Home Mortgage Insurance
Lenders today often require home owners to buy a home mortgage insurance policy in order to qualify for a loan or a second mortgage. In fact, most home owners who have taken a mortgage out will deal with a home mortgage insurance police with it. The only time that home owners are not required to purchase a home mortgage insurance policy is if they are able to pay a down payment around 20% of their home’s value. Home mortgage insurance policies are primarily used to protect the home owner and the lender as well. In the event that the home owner is unable to pay their mortgage or defaults on their loan, the home mortgage insurance policy will cover it.
Each state has specific foreclosure laws that dictate the period in which it takes to file for foreclosure. This time period is known as the grace period. If the home owner is unable to avoid foreclosure, and the grace period expires, the issuer of the loan then makes a claim with the home mortgage insurance agency. The lender will receive the maximum amount that is covered under the policy in order to be reimbursed for any loss during a foreclosure. The financial institution is guaranteed to receive all or part of the amount that was lent out to the borrower, even if the borrower defaults.
Home mortgage insurance policies are extremely beneficial to home owners, but they are also beneficial to those who are looking to buy a home. New home buyers are considered riskier investments by financial institutions that issue out mortgages. However, home mortgage insurance policies reduce the overall amount of risk that is associated with new home buyers. A buyer who uses a home mortgage insurance policy when buying a new home will qualify easier for the loan than someone without home mortgage insurance.
Large down payments can be avoided as well when using home mortgage insurance policies. The riskier the borrower is, the more of a down payment they will need when buying a new home. Big down payments are avoided easily by implementing a home mortgage insurance policy that guarantees the issuer of the loan their money back. Home mortgage insurance policies vary in price depending on the borrower and the amount that is being financed. Home mortgage insurance policies typically cost about 1 percent of the total value of the home every year.
The FHA, or the Federal Housing Authority stipulates how much home mortgage insurance rates will cost to each individual borrower depending on their credit and other factors. The borrower is required by the FHA to pay the first year’s premium along with the loan to guarantee the lenders return. Home buyers have the option to avoid this premium by paying it in cash during the time of signing the home loan. Another benefit that home owners can take advantage of is canceling the home mortgage insurance policy. Lenders will allow the home owner to cancel their home insurance when enough equity has been built throughout the years.

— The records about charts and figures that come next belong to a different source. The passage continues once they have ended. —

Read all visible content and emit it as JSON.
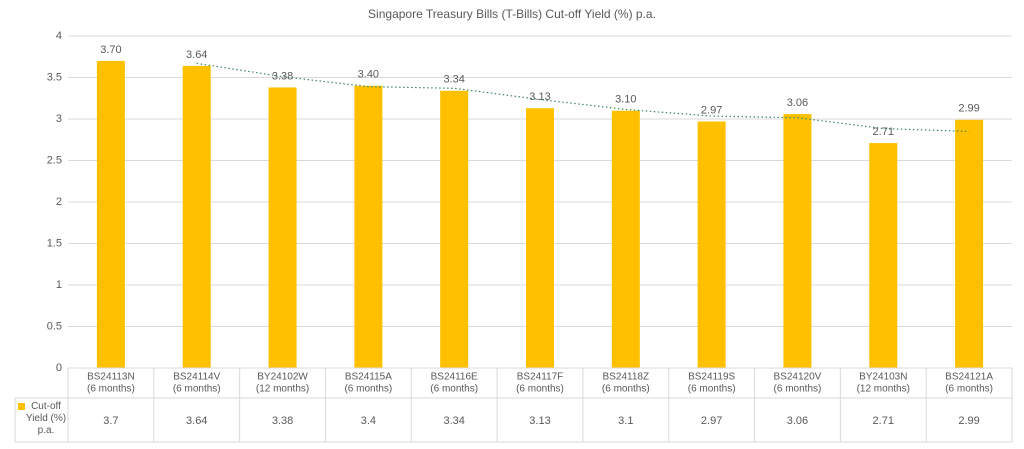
{
  "chart_data": {
    "type": "bar",
    "title": "Singapore Treasury Bills (T-Bills) Cut-off Yield (%) p.a.",
    "categories": [
      [
        "BS24113N",
        "(6 months)"
      ],
      [
        "BS24114V",
        "(6 months)"
      ],
      [
        "BY24102W",
        "(12 months)"
      ],
      [
        "BS24115A",
        "(6 months)"
      ],
      [
        "BS24116E",
        "(6 months)"
      ],
      [
        "BS24117F",
        "(6 months)"
      ],
      [
        "BS24118Z",
        "(6 months)"
      ],
      [
        "BS24119S",
        "(6 months)"
      ],
      [
        "BS24120V",
        "(6 months)"
      ],
      [
        "BY24103N",
        "(12 months)"
      ],
      [
        "BS24121A",
        "(6 months)"
      ]
    ],
    "series": [
      {
        "name": "Cut-off Yield (%) p.a.",
        "color": "#ffc000",
        "values": [
          3.7,
          3.64,
          3.38,
          3.4,
          3.34,
          3.13,
          3.1,
          2.97,
          3.06,
          2.71,
          2.99
        ],
        "value_labels": [
          "3.70",
          "3.64",
          "3.38",
          "3.40",
          "3.34",
          "3.13",
          "3.10",
          "2.97",
          "3.06",
          "2.71",
          "2.99"
        ]
      }
    ],
    "trendline": {
      "color": "#3a8a5a",
      "values": [
        null,
        3.67,
        3.51,
        3.39,
        3.37,
        3.235,
        3.115,
        3.035,
        3.015,
        2.885,
        2.85
      ]
    },
    "ylim": [
      0,
      4
    ],
    "yticks": [
      0,
      0.5,
      1,
      1.5,
      2,
      2.5,
      3,
      3.5,
      4
    ],
    "grid": true,
    "data_table": true
  }
}
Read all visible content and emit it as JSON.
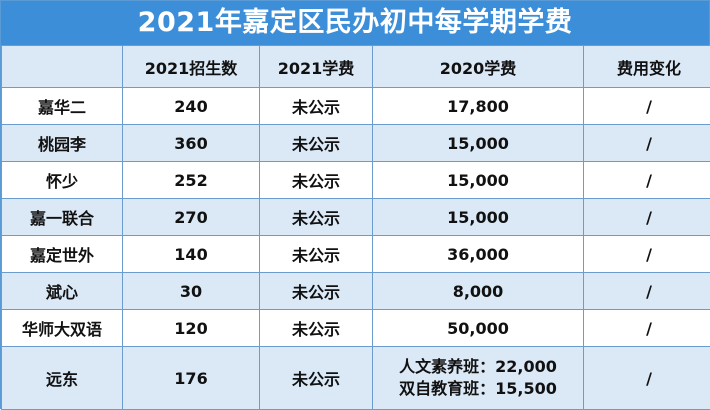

The reason why a home mortgage insurance policy can be cancelled after enough equity is built up is because the equity will act as the insurance policy. If the home owner defaults while having enough equity to cover they loan, the financial institution will require the equity as payment. In other words, the more in debt the home owner is, the more home mortgage insurance, they will need to cover the loan in case of a default. A home mortgage insurance policy does not eliminate the obligation to pay on the borrower's behalf. The insurance company can collect money back from the home owner who has defaulted on their loan depending on the state laws.